He squared up against a 250-pound, barely-clothed Mongol wrestler, accepted as a gift a handsome brown horse that he named Celtic, and marveled at the logic-defying contortions of a physical performer balancing herself by her teeth.
Mongolia, the middle stop of Vice President Joe Biden’s just-concluded three-nation tour of Asia, was also the lightest. It was the first visit to the country by a sitting U.S. vice president since 1944, when Franklin Roosevelt dispatched Henry Wallace as far as he could from Washington -- just before Wallace was unceremoniously dumped from the Democratic ticket in favor of Harry Truman.
That's not happening to this vice president.
"I've been unable to figure out how to get off [the ticket]," Biden said in an interview last week aboard Air Force Two after leaving Mongolia.
Biden had been asked to finally settle the subject of many cocktail-party conversations inside the beltway, particularly the question of whether he and Secretary of State Hillary Clinton might trade jobs after 2012.
Three years to the day that he accepted Barack Obama's offer to be his running mate in the 2008 campaign, Biden said his role as vice president has been precisely what he and his then-Senate colleague discussed.
"There really is a close working relationship and a great deal of trust. And that’s what I signed up for," Biden said.
His journey over nine days this month is an example of that trust. The primary purpose was to build on Washington's relationship with China, a top priority for President Obama since taking office.
Over four days and multiple one-on-one meetings, Biden began sizing up the man widely expected to become China’s next president, but about whom little is known – Vice President Xi Jingping.
Biden said he went to China without specific marching orders from Obama.
“There’s a confidence level about my ability to do the job,” Biden said. “As I head off to China, it’s a very serious relationship. There’s no, ‘Let me tell you what I need you to do or say.’”
Originally planned as a get-to-know-you trip, it had to be postponed once because of the debt-ceiling crisis in Washington -- something Biden also found himself playing a key part in.
Publicly, Biden’s mission to Asia became one of reassurance, telling one Chinese leader after another that the country's investment in U.S. treasuries was secure.
Chinese Premier Wen Jiabao, in a meeting at the ornate Purple Light Pavilion, thanked Biden for bringing that message to the Chinese people. Biden responded by again stating that the Chinese “have nothing to worry about” with regard to America’s financial well-being.
In Japan, where Biden toured the damage wrought by the March earthquake and tsunami, he linked Japan’s struggles to the American budget challenge, saying both nations would confound those who say they cannot rebound.
Biden would later dispute that it was ever a major concern.
“I didn’t come to explain a damn thing,” he bluntly declared in a speech to U.S. troops at Yokota Air Base in Japan on Wednesday.
In an interview, Biden said he sensed little anxiety from the Chinese leaders behind closed doors.
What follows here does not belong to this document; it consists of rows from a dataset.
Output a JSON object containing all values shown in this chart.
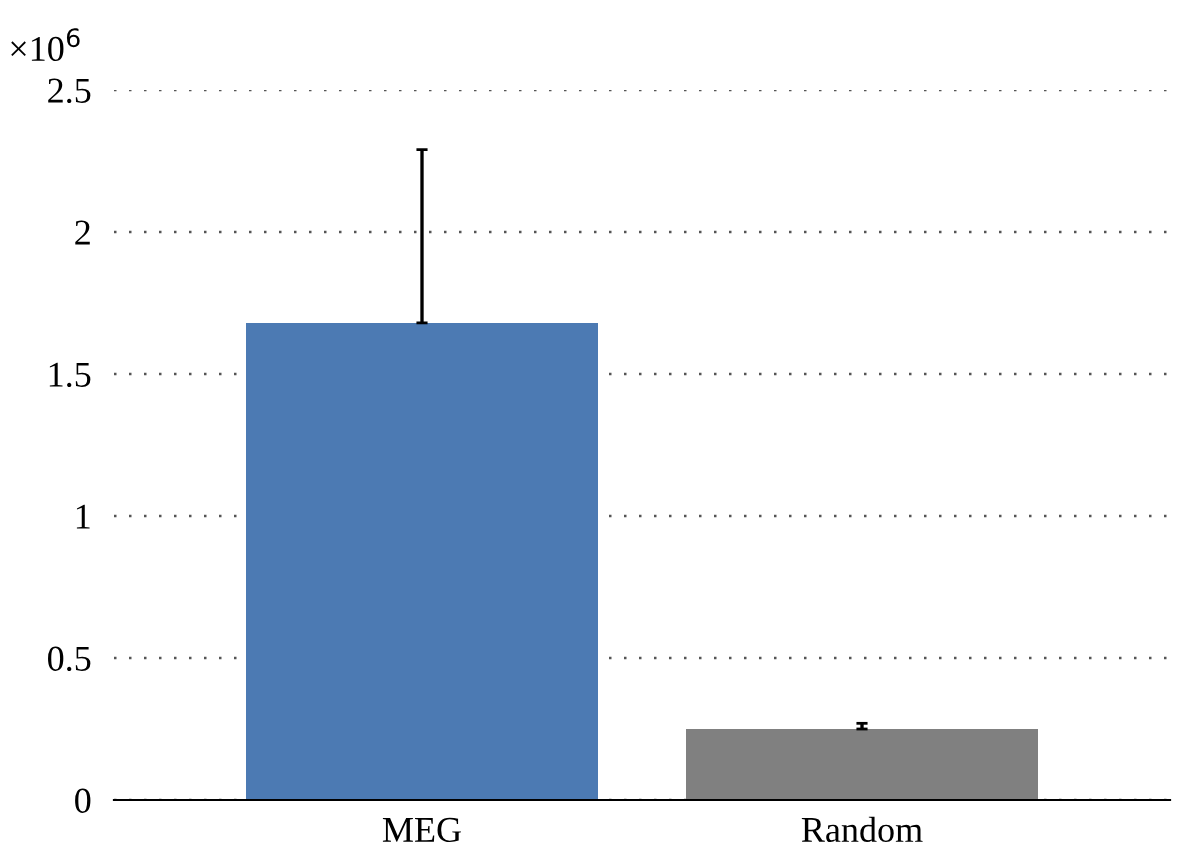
{
  "chart_data": {
    "type": "bar",
    "categories": [
      "MEG",
      "Random"
    ],
    "values": [
      1.68,
      0.25
    ],
    "errors": [
      [
        1.68,
        2.29
      ],
      [
        0.25,
        0.27
      ]
    ],
    "colors": [
      "#4c7ab3",
      "#808080"
    ],
    "ylim": [
      0,
      2.5
    ],
    "yticks": [
      0,
      0.5,
      1,
      1.5,
      2,
      2.5
    ],
    "grid": "y",
    "legend": false,
    "annotations": [
      "×10$^{6}$"
    ]
  }
}
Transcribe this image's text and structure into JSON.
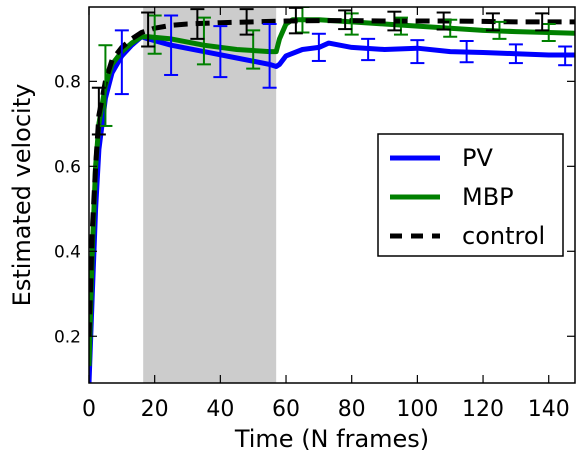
{
  "chart_data": {
    "type": "line",
    "title": "",
    "xlabel": "Time (N  frames)",
    "ylabel": "Estimated velocity",
    "xlim": [
      0,
      148
    ],
    "ylim": [
      0.09,
      0.975
    ],
    "x_ticks": [
      "0",
      "20",
      "40",
      "60",
      "80",
      "100",
      "120",
      "140"
    ],
    "y_ticks": [
      "0.2",
      "0.4",
      "0.6",
      "0.8"
    ],
    "shaded_region": [
      16.5,
      57
    ],
    "legend_position": "center-right",
    "series": [
      {
        "name": "PV",
        "color": "#0000ff",
        "style": "solid",
        "x": [
          0,
          1,
          2,
          3,
          5,
          7,
          10,
          13,
          16,
          18,
          25,
          35,
          45,
          55,
          57,
          58,
          60,
          65,
          70,
          73,
          80,
          90,
          100,
          110,
          120,
          130,
          140,
          148
        ],
        "y": [
          0.09,
          0.3,
          0.5,
          0.64,
          0.76,
          0.82,
          0.86,
          0.885,
          0.905,
          0.9,
          0.885,
          0.87,
          0.855,
          0.84,
          0.835,
          0.84,
          0.86,
          0.875,
          0.88,
          0.89,
          0.88,
          0.875,
          0.878,
          0.87,
          0.868,
          0.865,
          0.862,
          0.862
        ]
      },
      {
        "name": "MBP",
        "color": "#008000",
        "style": "solid",
        "x": [
          0,
          1,
          2,
          3,
          5,
          7,
          10,
          13,
          16,
          18,
          25,
          35,
          45,
          55,
          57,
          58,
          60,
          62,
          65,
          70,
          80,
          90,
          100,
          110,
          120,
          130,
          140,
          148
        ],
        "y": [
          0.13,
          0.4,
          0.6,
          0.7,
          0.79,
          0.84,
          0.87,
          0.89,
          0.905,
          0.905,
          0.9,
          0.885,
          0.875,
          0.87,
          0.87,
          0.9,
          0.935,
          0.945,
          0.945,
          0.945,
          0.94,
          0.935,
          0.93,
          0.925,
          0.92,
          0.917,
          0.915,
          0.913
        ]
      },
      {
        "name": "control",
        "color": "#000000",
        "style": "dashed",
        "x": [
          0,
          1,
          2,
          3,
          5,
          7,
          10,
          13,
          16,
          20,
          25,
          30,
          40,
          50,
          60,
          70,
          80,
          90,
          100,
          110,
          120,
          130,
          140,
          148
        ],
        "y": [
          0.2,
          0.45,
          0.6,
          0.72,
          0.8,
          0.85,
          0.88,
          0.9,
          0.915,
          0.925,
          0.932,
          0.935,
          0.938,
          0.94,
          0.942,
          0.943,
          0.943,
          0.942,
          0.942,
          0.942,
          0.941,
          0.94,
          0.94,
          0.94
        ]
      }
    ],
    "error_bars": [
      {
        "series": "PV",
        "x": [
          10,
          25,
          40,
          55,
          70,
          85,
          100,
          115,
          130,
          145
        ],
        "y": [
          0.845,
          0.885,
          0.87,
          0.86,
          0.88,
          0.875,
          0.87,
          0.87,
          0.865,
          0.86
        ],
        "err": [
          0.075,
          0.07,
          0.06,
          0.075,
          0.032,
          0.025,
          0.027,
          0.025,
          0.022,
          0.022
        ]
      },
      {
        "series": "MBP",
        "x": [
          5,
          20,
          35,
          50,
          65,
          80,
          95,
          110,
          125,
          140
        ],
        "y": [
          0.79,
          0.91,
          0.895,
          0.875,
          0.945,
          0.935,
          0.93,
          0.925,
          0.92,
          0.915
        ],
        "err": [
          0.095,
          0.045,
          0.055,
          0.045,
          0.03,
          0.025,
          0.02,
          0.02,
          0.02,
          0.02
        ]
      },
      {
        "series": "control",
        "x": [
          3,
          18,
          33,
          48,
          63,
          78,
          93,
          108,
          123,
          138
        ],
        "y": [
          0.73,
          0.922,
          0.935,
          0.94,
          0.943,
          0.945,
          0.942,
          0.942,
          0.94,
          0.94
        ],
        "err": [
          0.055,
          0.04,
          0.035,
          0.03,
          0.03,
          0.022,
          0.022,
          0.02,
          0.02,
          0.02
        ]
      }
    ]
  }
}
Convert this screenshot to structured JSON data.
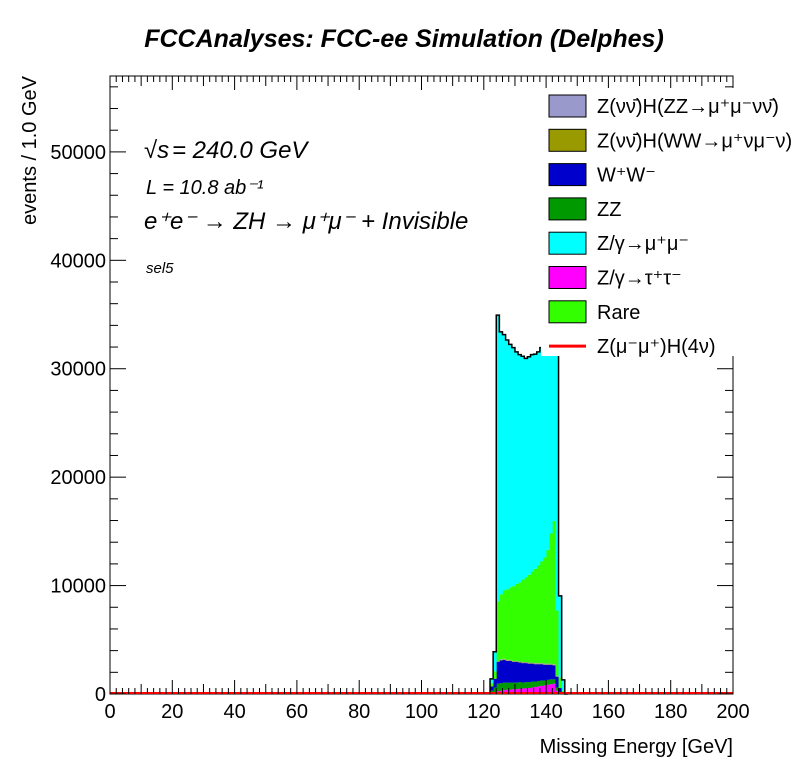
{
  "chart_data": {
    "type": "area",
    "stacked": true,
    "title": "FCCAnalyses: FCC-ee Simulation (Delphes)",
    "xlabel": "Missing Energy [GeV]",
    "ylabel": "events / 1.0 GeV",
    "xlim": [
      0,
      200
    ],
    "ylim": [
      0,
      57000
    ],
    "xticks": [
      "0",
      "20",
      "40",
      "60",
      "80",
      "100",
      "120",
      "140",
      "160",
      "180",
      "200"
    ],
    "yticks": [
      "0",
      "10000",
      "20000",
      "30000",
      "40000",
      "50000"
    ],
    "grid": false,
    "legend_position": "top-right",
    "annotations": {
      "energy_sqrt": "√s",
      "energy_value": " = 240.0 GeV",
      "lumi": "L = 10.8 ab⁻¹",
      "process": "e⁺e⁻ → ZH → μ⁺μ⁻ + Invisible",
      "selection": "sel5"
    },
    "x": [
      122,
      123,
      124,
      125,
      126,
      127,
      128,
      129,
      130,
      131,
      132,
      133,
      134,
      135,
      136,
      137,
      138,
      139,
      140,
      141,
      142,
      143,
      144,
      145,
      146
    ],
    "series": [
      {
        "name": "Z/γ→τ⁺τ⁻",
        "color": "#ff00ff",
        "values": [
          0,
          100,
          250,
          300,
          350,
          400,
          400,
          450,
          450,
          500,
          500,
          550,
          550,
          600,
          650,
          700,
          750,
          800,
          850,
          900,
          950,
          300,
          0,
          0,
          0
        ]
      },
      {
        "name": "ZZ",
        "color": "#009900",
        "values": [
          300,
          500,
          700,
          700,
          700,
          650,
          650,
          600,
          600,
          600,
          550,
          550,
          550,
          550,
          500,
          500,
          500,
          450,
          450,
          450,
          400,
          300,
          150,
          50,
          0
        ]
      },
      {
        "name": "W⁺W⁻",
        "color": "#0000cc",
        "values": [
          400,
          800,
          2000,
          2100,
          2100,
          2000,
          2000,
          1900,
          1900,
          1800,
          1800,
          1750,
          1700,
          1650,
          1600,
          1550,
          1500,
          1450,
          1400,
          1350,
          1300,
          1000,
          400,
          100,
          0
        ]
      },
      {
        "name": "Z(νν̄)H(WW→μ⁺νμ⁻ν)",
        "color": "#999900",
        "values": [
          0,
          0,
          50,
          50,
          50,
          50,
          50,
          50,
          50,
          50,
          50,
          50,
          50,
          50,
          50,
          50,
          50,
          50,
          50,
          50,
          50,
          50,
          0,
          0,
          0
        ]
      },
      {
        "name": "Z(νν̄)H(ZZ→μ⁺μ⁻νν̄)",
        "color": "#9999cc",
        "values": [
          0,
          0,
          50,
          50,
          50,
          50,
          50,
          50,
          50,
          50,
          50,
          50,
          50,
          50,
          50,
          50,
          50,
          50,
          50,
          50,
          50,
          50,
          0,
          0,
          0
        ]
      },
      {
        "name": "Rare",
        "color": "#33ff00",
        "values": [
          300,
          700,
          5500,
          6000,
          6300,
          6500,
          6700,
          6900,
          7100,
          7300,
          7600,
          7800,
          8100,
          8400,
          8700,
          9000,
          9400,
          9800,
          10500,
          12000,
          13200,
          6000,
          1000,
          150,
          0
        ]
      },
      {
        "name": "Z/γ→μ⁺μ⁻",
        "color": "#00ffff",
        "values": [
          400,
          1800,
          26400,
          24200,
          23600,
          23000,
          22400,
          22000,
          21400,
          21000,
          20600,
          20200,
          20100,
          20000,
          19800,
          19700,
          19700,
          19600,
          19600,
          20100,
          24200,
          30000,
          7500,
          1000,
          0
        ]
      }
    ],
    "signal": {
      "name": "Z(μ⁻μ⁺)H(4ν)",
      "color": "#ff0000",
      "values": [
        0,
        0,
        0,
        0,
        0,
        0,
        0,
        0,
        0,
        0,
        0,
        0,
        0,
        0,
        0,
        0,
        0,
        0,
        0,
        0,
        0,
        0,
        0,
        0,
        0
      ]
    },
    "legend_order": [
      "Z(νν̄)H(ZZ→μ⁺μ⁻νν̄)",
      "Z(νν̄)H(WW→μ⁺νμ⁻ν)",
      "W⁺W⁻",
      "ZZ",
      "Z/γ→μ⁺μ⁻",
      "Z/γ→τ⁺τ⁻",
      "Rare",
      "Z(μ⁻μ⁺)H(4ν)"
    ]
  }
}
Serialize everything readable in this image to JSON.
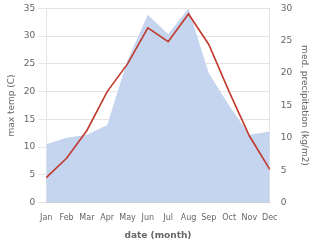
{
  "chart_data": {
    "type": "line",
    "categories": [
      "Jan",
      "Feb",
      "Mar",
      "Apr",
      "May",
      "Jun",
      "Jul",
      "Aug",
      "Sep",
      "Oct",
      "Nov",
      "Dec"
    ],
    "series": [
      {
        "type": "line",
        "color": "#c0392b",
        "values": [
          4.5,
          8.0,
          13.0,
          20.0,
          25.0,
          31.5,
          29.0,
          34.0,
          28.5,
          20.0,
          12.0,
          6.0
        ]
      },
      {
        "type": "area",
        "color": "#c5d4ef",
        "axis": "y2",
        "values": [
          9.0,
          10.0,
          10.5,
          12.0,
          22.0,
          29.0,
          26.0,
          30.0,
          20.0,
          15.0,
          10.5,
          11.0
        ]
      }
    ],
    "x_label": "date (month)",
    "y_label": "max temp (C)",
    "y2_label": "med. precipitation (kg/m2)",
    "ylim": [
      0,
      35
    ],
    "yticks": [
      0,
      5,
      10,
      15,
      20,
      25,
      30,
      35
    ],
    "y2lim": [
      0,
      30
    ],
    "y2ticks": [
      0,
      5,
      10,
      15,
      20,
      25,
      30
    ],
    "grid": true
  }
}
Like Americans, he said, they were only hoping that the U.S. economy would begin growing again “because it’s in their interest.”
“I think [Xi] and the leadership on down is confident in our stability, confident in our ability to deal with our problems,” he said.
Biden also came to pressure the Chinese to do more to level the playing field for U.S. businesses seeking to do business with China. U.S. businesses secured deals worth $500 million in increased exports and future development during Biden's trip, but the vice president prodded the country’s leadership to continue moving forward with a plan to rebalance its economy to one that is less dependent on exports and sustained by increased domestic consumption.
Building the kind of relationship Biden worked toward is critical to get results, an analyst said.
“You can't get someone to act against his country's national interest,” said Jeff Bader, a former China policy specialist for the Obama administration, now with the Brookings Institution. “The objective is to get a degree of understanding about [their] political situation and to try to appeal for cooperation within the limits of what they can do in their system. And if you have a personal relationship, you’re more likely to get that kind of response.”
Based on their conversations in the past weeks, Biden said Xi is someone he thinks he can work with.
“He said he wanted to build a personal friendship,” Biden said. “And he understands that this relationship is worth deepening.”
Now back in the United States, the vice president will move on to the many other assignments on his desk -- the next round of deficit talks, finalizing the administration’s new jobs plan, and the reelection effort, to name a few.
The American people are more sophisticated about the global economy, and understand the administration inherited a “God-awful” mess, Biden said when asked how he and Obama can win a second term even with stubbornly high unemployment.
The debt-ceiling debate in particular has “crowded out the things that people want to talk about,” like the administration’s jobs plan, something Obama will roll out in the coming weeks.
More guarded than he has been in the past, Biden refused to share specifics about what the new plan might include.